How does your strategy for this race change by starting from the pole?
“I struggle because this type of racing does not fit my skill set at superspeedways. It’s two-by-two and I want to be the Dale Earnhardt who can go from 18th to first in three laps or whatever it is. With it being such a teammate type of race or manufacturer type race, I’ve always pushed to just let me do my own thing or be on my own, but it’s very hard in this climate and this type of racing for that to be successful. You have to have people behind you that you know are committed to going wherever you’re going. At times, if you get told that you have to run with this car or that car, you just put handcuffs on my skill set, but it’s a different type of racing and I have to convert my type of racing into working with teammates and that type of strategy because it’s been what’s most successful.”

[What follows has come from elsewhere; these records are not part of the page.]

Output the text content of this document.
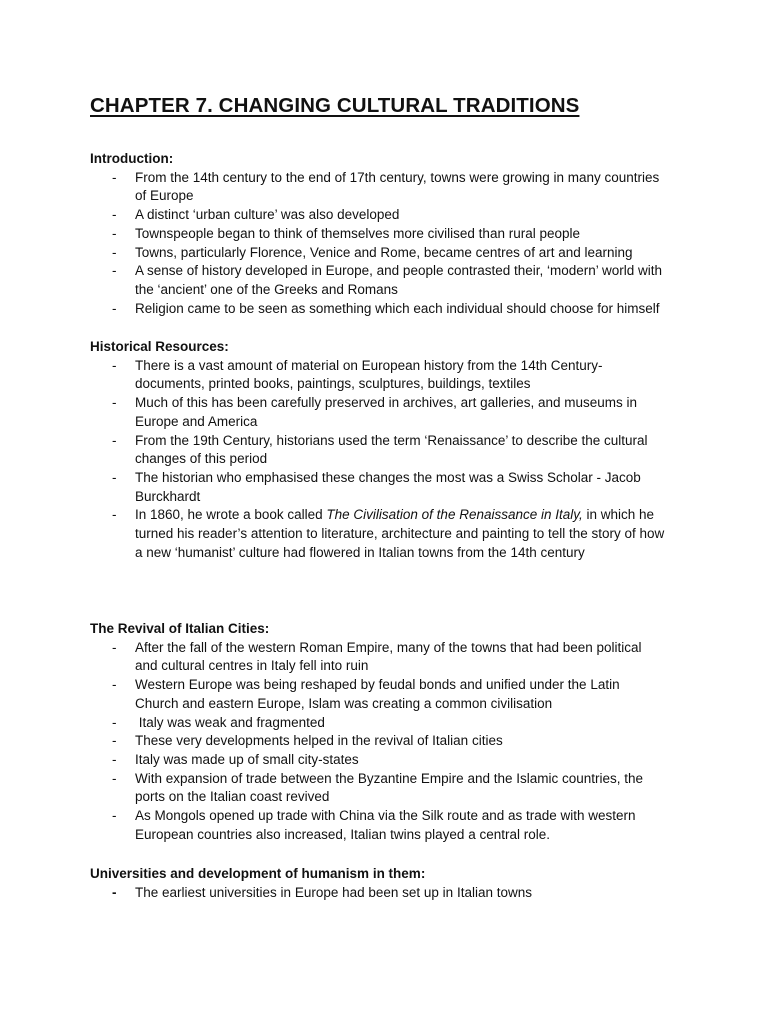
CHAPTER 7. CHANGING CULTURAL TRADITIONS
Introduction:
- From the 14th century to the end of 17th century, towns were growing in many countries
of Europe
- A distinct ‘urban culture’ was also developed
- Townspeople began to think of themselves more civilised than rural people
- Towns, particularly Florence, Venice and Rome, became centres of art and learning
- A sense of history developed in Europe, and people contrasted their, ‘modern’ world with
the ‘ancient’ one of the Greeks and Romans
- Religion came to be seen as something which each individual should choose for himself
Historical Resources:
- There is a vast amount of material on European history from the 14th Century-
documents, printed books, paintings, sculptures, buildings, textiles
- Much of this has been carefully preserved in archives, art galleries, and museums in
Europe and America
- From the 19th Century, historians used the term ‘Renaissance’ to describe the cultural
changes of this period
- The historian who emphasised these changes the most was a Swiss Scholar - Jacob
Burckhardt
- In 1860, he wrote a book called The Civilisation of the Renaissance in Italy, in which he
turned his reader’s attention to literature, architecture and painting to tell the story of how
a new ‘humanist’ culture had flowered in Italian towns from the 14th century
The Revival of Italian Cities:
- After the fall of the western Roman Empire, many of the towns that had been political
and cultural centres in Italy fell into ruin
- Western Europe was being reshaped by feudal bonds and unified under the Latin
Church and eastern Europe, Islam was creating a common civilisation
- Italy was weak and fragmented
- These very developments helped in the revival of Italian cities
- Italy was made up of small city-states
- With expansion of trade between the Byzantine Empire and the Islamic countries, the
ports on the Italian coast revived
- As Mongols opened up trade with China via the Silk route and as trade with western
European countries also increased, Italian twins played a central role.
Universities and development of humanism in them:
- The earliest universities in Europe had been set up in Italian towns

Do you have to be less selfish to control a superspeedway race now compared to how you had to be in the past?
“Being selfish was beneficial until Next Gen – for sure, absolutely. My independence and not wanting to work with teammates, not because I didn’t want to, but they made moves I didn’t necessarily agree with so I just would go rogue and go on my own. I just feel like this Next Gen air in two-by-two racing, you can’t pull out and pass like you used to, by yourself so you have to rely on teammates. We’ve converted our style and I’ve had to change my style.”

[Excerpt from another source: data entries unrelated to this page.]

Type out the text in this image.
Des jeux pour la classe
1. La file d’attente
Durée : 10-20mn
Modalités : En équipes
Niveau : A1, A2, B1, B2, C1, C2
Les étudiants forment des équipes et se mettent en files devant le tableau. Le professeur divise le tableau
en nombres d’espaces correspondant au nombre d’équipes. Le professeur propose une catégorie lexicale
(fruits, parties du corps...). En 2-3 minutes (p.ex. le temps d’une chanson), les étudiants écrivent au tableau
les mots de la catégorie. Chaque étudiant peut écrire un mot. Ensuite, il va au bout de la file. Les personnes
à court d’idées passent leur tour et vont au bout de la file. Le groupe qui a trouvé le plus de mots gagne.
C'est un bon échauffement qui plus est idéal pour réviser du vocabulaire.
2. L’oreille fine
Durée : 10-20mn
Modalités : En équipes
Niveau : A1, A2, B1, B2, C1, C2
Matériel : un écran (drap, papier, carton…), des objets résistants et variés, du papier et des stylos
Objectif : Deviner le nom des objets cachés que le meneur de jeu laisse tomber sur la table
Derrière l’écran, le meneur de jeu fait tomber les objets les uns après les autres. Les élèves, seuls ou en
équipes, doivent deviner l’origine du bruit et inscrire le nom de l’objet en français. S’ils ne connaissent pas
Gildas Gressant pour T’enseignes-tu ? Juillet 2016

Have you successfully converted your style of racing on superspeedways?
“I haven’t won in Next Gen. I’m working on it. I wish I could go back in time to when you would see three and four wide. All I needed was air disturbed, any kind of air disturbed, I could find any little pocket of air to make my car go. This, you really have to just continue to push whoever is in front and make sure someone’s in line behind you.”
How do you change your style as a driver?
“You just have to start over. Really, I’m having to do it on road courses now. At 42, I just have to relearn and figure out the best way to do things. Just can’t stop learning, that’s the biggest key.”
How do you work with your Toyota teammates?
“I think you just have to be able to commit to each other, for good or for bad, you’re either all going to be in the same wreck or you’re going to be battling six cars for the win. It will get thinned out through wrecks, we all know that, but for the most part I think you have to have the mindset of how we can work together. It is power in numbers, especially in Next Gen. Whatever line has the most cars, if one line has nine and one has 10, the line with 10 is going to be faster. You’re going to want to be in that line. In the old days, you could make seven cars beat 10 if you worked it right.”
How do you feel about Corey LaJoie’s argument that you should not be able to drive from the back to the front in these race cars?
“If you have to be perfect, it means you have to start on the pole, have the best pit crew and you have to lead every lap. That’s perfect. We saw what we thought was the best car go to the back and never to be seen ever again. That’s not what we’re looking for. I disagree with that 100 percent. We want tire fall-off and we want it because, the reason is that you’re not letting the stars show their skill set. Any time you put a star at the back, it should be a show watching them go to the front. Now it’s just, ‘see ya,’ you screwed up and I’ll never see you again. That’s not what we want. We want people watching on TV who don’t know much about NASCAR watching and saying, ‘that guy is clearly better than the rest.’ Not that car has better track position than that one.”